Mis en ligne le mercredi 30 janvier 2008 ; mis à jour le jeudi 31 janvier 2008.

Publié dans le numéro VI (octobre-novembre 2007)

Hervé, 48 ans, prêtre

Pour faire un prêtre, mon Dieu que c’est long. J’étais chrétien comme un jeune chrétien qui trouve que c’est bien, c’est la religion de mes parents, comme je suis pas un garçon révolutionnaire, j’ai pas tout envoyé promener. Jésus le Christ, oh bien sûr je pouvais dire beaucoup de choses, j’avais je crois un bon discours, mais comme je peux parler de Vercingétorix ou de Pasteur. Donc à l’époque j’étais étudiant à l’école du génie rural des eaux et forêts et on faisait de temps en temps des exercices pour l’inventaire forestier par stéréoscopie, donc l’avion prend des photos toutes les deux secondes, et on a deux photos et à un moment les choses se mettent en trois dimensions, une évidence quoi. J’ai vécu une expérience analogue en me confessant. Des choses toutes simples hein, j’ai dit ce que j’avais à dire, et au moment même où le prêtre me parlait, mon catéchisme qui était là, au lieu d’être des choses diffuses, dispersées, l’une à côté de l’autre, tout s’est mis comme en profondeur. Voilà, une certitude ressentie. Et donc je peux tout à fait le dater : 18 décembre 1981, voilà, en fin d’après-midi. Je sais le retrouver comme une expérience qui n’est pas passée, comme une expérience d’aujourd’hui.

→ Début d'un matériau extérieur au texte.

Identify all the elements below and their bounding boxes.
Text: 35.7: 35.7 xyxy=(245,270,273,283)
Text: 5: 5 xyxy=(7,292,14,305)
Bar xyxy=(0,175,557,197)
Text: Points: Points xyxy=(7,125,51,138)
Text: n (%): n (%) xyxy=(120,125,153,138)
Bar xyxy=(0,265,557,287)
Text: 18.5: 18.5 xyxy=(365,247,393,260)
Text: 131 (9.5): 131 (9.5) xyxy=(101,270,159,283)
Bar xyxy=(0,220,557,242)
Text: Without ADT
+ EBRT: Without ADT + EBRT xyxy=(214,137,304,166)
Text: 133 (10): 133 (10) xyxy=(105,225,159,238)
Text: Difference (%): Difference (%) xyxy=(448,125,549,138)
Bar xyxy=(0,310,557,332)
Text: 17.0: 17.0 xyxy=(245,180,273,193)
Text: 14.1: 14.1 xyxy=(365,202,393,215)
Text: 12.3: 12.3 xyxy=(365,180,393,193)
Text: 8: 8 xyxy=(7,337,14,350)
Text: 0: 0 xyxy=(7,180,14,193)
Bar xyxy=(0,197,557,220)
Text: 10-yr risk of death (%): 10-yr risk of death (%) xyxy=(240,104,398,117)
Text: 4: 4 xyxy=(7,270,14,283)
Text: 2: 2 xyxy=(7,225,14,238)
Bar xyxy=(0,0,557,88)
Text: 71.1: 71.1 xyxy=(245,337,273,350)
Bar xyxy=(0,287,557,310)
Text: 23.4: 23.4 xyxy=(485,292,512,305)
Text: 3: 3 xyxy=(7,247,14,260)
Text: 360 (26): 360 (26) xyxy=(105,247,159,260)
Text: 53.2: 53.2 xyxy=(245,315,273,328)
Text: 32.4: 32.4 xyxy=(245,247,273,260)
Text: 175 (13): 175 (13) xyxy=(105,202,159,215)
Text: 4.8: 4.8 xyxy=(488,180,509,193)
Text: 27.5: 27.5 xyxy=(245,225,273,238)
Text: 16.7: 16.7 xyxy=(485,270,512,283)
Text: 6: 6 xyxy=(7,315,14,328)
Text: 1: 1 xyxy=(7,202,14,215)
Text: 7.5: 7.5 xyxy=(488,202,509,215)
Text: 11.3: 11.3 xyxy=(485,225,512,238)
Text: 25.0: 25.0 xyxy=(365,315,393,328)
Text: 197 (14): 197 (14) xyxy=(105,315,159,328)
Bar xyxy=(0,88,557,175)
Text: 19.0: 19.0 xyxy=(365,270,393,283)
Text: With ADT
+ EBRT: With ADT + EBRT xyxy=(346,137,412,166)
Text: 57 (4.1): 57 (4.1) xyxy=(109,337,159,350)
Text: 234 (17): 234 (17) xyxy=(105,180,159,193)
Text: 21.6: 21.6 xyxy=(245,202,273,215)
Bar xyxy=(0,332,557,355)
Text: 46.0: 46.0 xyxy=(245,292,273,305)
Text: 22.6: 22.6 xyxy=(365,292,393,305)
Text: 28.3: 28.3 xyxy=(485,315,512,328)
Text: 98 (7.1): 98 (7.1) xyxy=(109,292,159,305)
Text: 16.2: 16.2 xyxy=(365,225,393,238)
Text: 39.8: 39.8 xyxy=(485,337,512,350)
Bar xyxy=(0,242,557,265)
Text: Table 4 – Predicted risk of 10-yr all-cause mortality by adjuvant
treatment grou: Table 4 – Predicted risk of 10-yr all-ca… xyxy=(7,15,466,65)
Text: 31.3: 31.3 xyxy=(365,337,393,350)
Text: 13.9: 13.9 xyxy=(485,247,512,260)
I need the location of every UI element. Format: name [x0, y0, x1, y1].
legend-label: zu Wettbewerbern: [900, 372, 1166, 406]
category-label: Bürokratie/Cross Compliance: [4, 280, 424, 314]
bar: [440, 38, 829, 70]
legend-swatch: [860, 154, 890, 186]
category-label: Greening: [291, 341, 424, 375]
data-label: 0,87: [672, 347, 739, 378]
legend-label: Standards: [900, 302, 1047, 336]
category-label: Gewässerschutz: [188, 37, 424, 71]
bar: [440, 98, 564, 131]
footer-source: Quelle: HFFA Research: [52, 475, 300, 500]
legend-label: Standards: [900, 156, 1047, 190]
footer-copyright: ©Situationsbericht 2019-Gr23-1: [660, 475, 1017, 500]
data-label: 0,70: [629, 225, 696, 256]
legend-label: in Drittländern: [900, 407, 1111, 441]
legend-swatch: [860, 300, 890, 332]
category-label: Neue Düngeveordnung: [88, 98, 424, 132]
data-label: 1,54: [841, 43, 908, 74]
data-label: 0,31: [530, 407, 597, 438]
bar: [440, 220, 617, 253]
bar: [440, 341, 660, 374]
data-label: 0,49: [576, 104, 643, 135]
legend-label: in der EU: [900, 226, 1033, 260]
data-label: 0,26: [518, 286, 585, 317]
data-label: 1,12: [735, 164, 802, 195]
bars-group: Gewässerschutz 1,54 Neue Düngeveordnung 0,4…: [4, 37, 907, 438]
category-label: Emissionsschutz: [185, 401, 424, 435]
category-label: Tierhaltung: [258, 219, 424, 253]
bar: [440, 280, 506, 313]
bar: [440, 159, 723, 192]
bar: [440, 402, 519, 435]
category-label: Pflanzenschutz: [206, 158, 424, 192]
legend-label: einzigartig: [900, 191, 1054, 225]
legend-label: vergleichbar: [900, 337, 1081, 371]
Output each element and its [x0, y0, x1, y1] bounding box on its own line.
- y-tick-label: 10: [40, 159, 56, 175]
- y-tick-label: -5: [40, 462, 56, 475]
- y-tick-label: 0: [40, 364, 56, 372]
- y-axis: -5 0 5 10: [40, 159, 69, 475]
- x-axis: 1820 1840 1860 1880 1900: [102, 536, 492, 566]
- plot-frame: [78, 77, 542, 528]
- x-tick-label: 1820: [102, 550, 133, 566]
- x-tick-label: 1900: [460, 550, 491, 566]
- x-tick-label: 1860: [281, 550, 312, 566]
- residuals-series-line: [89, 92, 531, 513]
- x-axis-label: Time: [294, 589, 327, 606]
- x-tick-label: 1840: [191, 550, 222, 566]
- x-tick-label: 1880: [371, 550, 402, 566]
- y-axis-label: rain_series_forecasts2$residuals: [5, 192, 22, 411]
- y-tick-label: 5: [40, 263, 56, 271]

C’est comme dans une histoire d’amour je pense, même si j’ai jamais été amoureux. On voit les signes de Dieu et petit à petit y a une cohérence qui s’exprime. Et puis après en répondant à ces signes, eh ben en nous y a une plénitude qui advient. De célébrer la messe avec une assemblée, de voir des visages, de connaître des histoires, de les présenter à Dieu, amène vraiment une plénitude de cœur. Alors comment l’expliquer plus ? C’est pas simple. Y a une paix, y a une joie, qui est là. Et puis y a un désir d’aller plus loin, une universalité qui saisit notre cœur. Je pourrais me recroqueviller... Mais non, j’ai quelque chose qui brûle mon cœur, voilà, j’ai envie de le dire, c’est aussi ma joie de pouvoir parler.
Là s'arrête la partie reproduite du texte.